What does an Instrumentation Technician do?
Learn all about Instrumentation Technician duties, skills and much more. Get expert advice on how to become an Instrumentation Technician.
Published 4 min read
An instrumentation technician is responsible for installing, maintaining, and repairing the electronic equipment and instruments used in industrial and scientific settings. They work with a variety of devices, including sensors, controllers, and displays. Instrumentation technicians often work in teams with other technicians and engineers to ensure that the equipment is functioning properly.
Instrumentation Technician job duties include:
- Installing, maintaining and repairing electronic equipment and machinery
- Inspecting electronic equipment to ensure proper functioning
- Conducting tests on electronic equipment to identify any issues
- Adjusting and calibrating electronic equipment as needed
- Maintaining accurate records of all repairs and maintenance conducted on electronic equipment
- Investigating any reported problems with electronic equipment
- Providing training to other staff members on the use of electronic equipment
- Ordering replacement parts for electronic equipment as needed
- Researching new types of electronic equipment that could be used in the workplace
Instrumentation Technician Job Requirements
An Instrumentation Technician is responsible for installing, maintaining, and repairing industrial instrumentation and control systems. Education requirements for this position typically include a high school diploma or equivalent, although some employers may prefer candidates with postsecondary training in electronics or a related field. Certification through an organization such as the International Society of Automation can be beneficial, and many Instrumentation Technicians have several years of experience in the field.

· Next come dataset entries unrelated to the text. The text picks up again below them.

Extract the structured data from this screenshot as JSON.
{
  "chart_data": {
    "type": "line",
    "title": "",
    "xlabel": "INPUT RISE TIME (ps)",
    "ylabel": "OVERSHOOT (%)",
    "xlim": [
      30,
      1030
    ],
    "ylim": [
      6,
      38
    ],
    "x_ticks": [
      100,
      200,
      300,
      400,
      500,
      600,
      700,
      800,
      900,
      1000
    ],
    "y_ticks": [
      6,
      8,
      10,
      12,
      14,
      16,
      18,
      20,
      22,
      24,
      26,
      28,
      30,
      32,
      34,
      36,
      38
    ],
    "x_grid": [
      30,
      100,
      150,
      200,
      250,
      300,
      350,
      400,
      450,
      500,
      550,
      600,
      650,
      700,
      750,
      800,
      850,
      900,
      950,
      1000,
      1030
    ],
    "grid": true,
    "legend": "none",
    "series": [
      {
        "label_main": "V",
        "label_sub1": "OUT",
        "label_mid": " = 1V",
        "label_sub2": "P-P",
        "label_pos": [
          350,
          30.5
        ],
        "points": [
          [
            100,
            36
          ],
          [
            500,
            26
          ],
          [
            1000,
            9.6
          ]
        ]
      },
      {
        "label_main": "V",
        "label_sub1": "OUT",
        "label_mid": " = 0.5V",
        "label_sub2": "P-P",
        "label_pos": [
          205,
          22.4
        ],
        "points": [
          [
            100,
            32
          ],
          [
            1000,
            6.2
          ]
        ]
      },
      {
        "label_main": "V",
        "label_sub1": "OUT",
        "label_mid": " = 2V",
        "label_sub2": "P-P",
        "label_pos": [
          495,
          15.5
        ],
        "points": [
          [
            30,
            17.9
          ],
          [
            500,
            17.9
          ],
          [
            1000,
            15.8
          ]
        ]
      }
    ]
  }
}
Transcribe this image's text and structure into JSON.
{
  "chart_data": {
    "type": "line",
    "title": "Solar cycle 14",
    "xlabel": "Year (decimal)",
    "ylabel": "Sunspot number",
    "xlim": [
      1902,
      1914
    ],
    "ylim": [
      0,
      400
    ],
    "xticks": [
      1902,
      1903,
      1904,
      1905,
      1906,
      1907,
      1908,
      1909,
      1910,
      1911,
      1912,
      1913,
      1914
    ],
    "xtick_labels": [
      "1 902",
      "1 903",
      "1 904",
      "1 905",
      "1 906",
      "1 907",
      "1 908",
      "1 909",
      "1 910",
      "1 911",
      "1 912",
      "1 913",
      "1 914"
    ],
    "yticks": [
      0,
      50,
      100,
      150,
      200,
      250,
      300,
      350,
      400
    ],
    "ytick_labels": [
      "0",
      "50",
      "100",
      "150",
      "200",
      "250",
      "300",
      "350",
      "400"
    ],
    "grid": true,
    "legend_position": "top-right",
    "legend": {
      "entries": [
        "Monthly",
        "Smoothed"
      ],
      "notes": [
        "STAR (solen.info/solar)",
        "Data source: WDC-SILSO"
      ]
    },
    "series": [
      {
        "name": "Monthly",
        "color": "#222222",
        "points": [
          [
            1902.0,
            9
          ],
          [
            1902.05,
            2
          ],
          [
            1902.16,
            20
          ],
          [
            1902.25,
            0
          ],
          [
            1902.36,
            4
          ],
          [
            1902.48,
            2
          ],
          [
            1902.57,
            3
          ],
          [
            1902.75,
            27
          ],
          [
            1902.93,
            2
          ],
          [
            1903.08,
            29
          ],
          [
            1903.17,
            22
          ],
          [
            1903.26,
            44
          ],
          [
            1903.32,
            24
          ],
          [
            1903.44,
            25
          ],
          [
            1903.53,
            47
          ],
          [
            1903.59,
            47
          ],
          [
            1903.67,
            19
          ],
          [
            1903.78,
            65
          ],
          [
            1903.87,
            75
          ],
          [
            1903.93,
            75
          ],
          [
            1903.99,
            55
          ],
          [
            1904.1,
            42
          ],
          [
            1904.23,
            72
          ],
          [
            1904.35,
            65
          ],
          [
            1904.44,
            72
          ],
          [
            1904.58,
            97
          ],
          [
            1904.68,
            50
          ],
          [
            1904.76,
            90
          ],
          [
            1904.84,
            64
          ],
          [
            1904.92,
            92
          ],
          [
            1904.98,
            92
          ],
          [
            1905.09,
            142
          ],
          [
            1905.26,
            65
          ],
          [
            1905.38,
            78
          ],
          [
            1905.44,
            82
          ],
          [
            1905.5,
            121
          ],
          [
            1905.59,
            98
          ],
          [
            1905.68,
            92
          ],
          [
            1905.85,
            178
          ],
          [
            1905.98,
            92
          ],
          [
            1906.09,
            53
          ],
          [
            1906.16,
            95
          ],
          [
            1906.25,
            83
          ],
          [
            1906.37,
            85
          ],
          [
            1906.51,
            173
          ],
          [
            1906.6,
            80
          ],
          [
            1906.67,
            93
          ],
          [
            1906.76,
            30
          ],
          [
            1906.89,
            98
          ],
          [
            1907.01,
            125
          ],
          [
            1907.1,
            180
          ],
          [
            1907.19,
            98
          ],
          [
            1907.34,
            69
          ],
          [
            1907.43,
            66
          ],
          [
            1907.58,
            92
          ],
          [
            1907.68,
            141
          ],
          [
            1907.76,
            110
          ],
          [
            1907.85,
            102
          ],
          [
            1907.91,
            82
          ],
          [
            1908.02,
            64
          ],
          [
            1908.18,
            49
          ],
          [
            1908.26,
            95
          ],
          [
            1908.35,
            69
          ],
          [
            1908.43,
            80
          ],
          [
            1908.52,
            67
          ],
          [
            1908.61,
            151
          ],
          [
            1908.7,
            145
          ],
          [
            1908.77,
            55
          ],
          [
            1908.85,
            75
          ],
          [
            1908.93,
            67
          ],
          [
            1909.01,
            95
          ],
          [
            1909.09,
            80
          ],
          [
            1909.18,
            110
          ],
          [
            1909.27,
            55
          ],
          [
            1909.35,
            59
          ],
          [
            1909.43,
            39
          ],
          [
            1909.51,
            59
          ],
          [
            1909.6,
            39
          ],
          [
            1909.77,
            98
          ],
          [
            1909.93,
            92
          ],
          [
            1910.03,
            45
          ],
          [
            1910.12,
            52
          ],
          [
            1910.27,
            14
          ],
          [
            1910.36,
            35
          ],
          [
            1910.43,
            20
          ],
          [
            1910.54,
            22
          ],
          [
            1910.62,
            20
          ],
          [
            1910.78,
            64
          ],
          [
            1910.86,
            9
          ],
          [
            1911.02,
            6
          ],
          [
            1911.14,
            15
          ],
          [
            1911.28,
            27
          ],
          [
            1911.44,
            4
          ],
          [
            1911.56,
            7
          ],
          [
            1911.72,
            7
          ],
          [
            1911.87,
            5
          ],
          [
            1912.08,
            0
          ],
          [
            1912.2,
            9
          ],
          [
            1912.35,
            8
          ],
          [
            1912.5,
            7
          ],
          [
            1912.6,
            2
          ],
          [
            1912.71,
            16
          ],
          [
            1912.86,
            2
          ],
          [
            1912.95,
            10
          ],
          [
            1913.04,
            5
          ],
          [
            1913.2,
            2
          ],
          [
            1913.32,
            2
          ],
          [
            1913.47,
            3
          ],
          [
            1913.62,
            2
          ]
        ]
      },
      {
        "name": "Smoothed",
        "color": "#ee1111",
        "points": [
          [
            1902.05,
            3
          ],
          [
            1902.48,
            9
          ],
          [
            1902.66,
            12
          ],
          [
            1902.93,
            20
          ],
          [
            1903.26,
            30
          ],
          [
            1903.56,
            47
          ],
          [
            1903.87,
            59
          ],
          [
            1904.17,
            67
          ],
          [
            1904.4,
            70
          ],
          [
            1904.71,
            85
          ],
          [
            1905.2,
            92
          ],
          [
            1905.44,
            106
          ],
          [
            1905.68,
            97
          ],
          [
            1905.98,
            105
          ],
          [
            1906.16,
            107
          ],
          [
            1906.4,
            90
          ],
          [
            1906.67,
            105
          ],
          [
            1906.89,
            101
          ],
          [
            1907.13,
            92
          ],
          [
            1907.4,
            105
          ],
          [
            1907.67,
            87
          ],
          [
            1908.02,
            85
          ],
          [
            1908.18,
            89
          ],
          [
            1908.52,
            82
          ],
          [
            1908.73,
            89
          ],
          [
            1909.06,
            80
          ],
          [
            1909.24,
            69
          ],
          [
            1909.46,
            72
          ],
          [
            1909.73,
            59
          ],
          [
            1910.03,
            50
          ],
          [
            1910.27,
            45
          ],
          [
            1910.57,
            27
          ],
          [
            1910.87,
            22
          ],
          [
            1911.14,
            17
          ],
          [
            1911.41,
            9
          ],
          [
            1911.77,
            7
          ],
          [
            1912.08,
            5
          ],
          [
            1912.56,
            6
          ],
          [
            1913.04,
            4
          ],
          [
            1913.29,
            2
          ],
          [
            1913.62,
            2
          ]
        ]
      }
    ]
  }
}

Instrumentation Technician Skills
- Loop Checking
- Wiring Diagrams
How to become an Instrumentation Technician
Instrumentation technicians are responsible for installing, maintaining and repairing the electronic equipment and instruments used in a variety of settings, including factories, power plants and research laboratories. If you're interested in becoming an instrumentation technician, here's what you need to know.
Education and Training
Most instrumentation technicians have at least an associate's degree in electronics technology or a related field. Many employers also require instrumentation technicians to be certified by an organization such as the International Society of Certified Electronics Technicians (ISCET). Certification typically requires passing an exam and completing continuing education requirements.
Instrumentation technicians must have a strong understanding of electronic theory and principles, as well as the ability to read and interpret technical manuals and schematics. They must be able to use a variety of hand tools and test equipment, and be familiar with computer-aided design (CAD) software. Good problem-solving skills are essential, as instrumentation technicians often have to troubleshoot complex issues.
Instrumentation technicians typically work in industrial or commercial settings, such as factories, power plants or research laboratories. They may also work in office environments, depending on their employer. Instrumentation technicians typically work regular business hours, but may be required to work overtime or be on call to respond to emergencies.
Salary and Job Outlook
Instrumentation technicians earned a median annual salary of $61,130 in 2016, according to the U.S. Bureau of Labor Statistics (BLS). The job outlook for instrumentation technicians is expected to be good over the next decade; the BLS projects employment for these workers will grow by 10% from 2016-2026.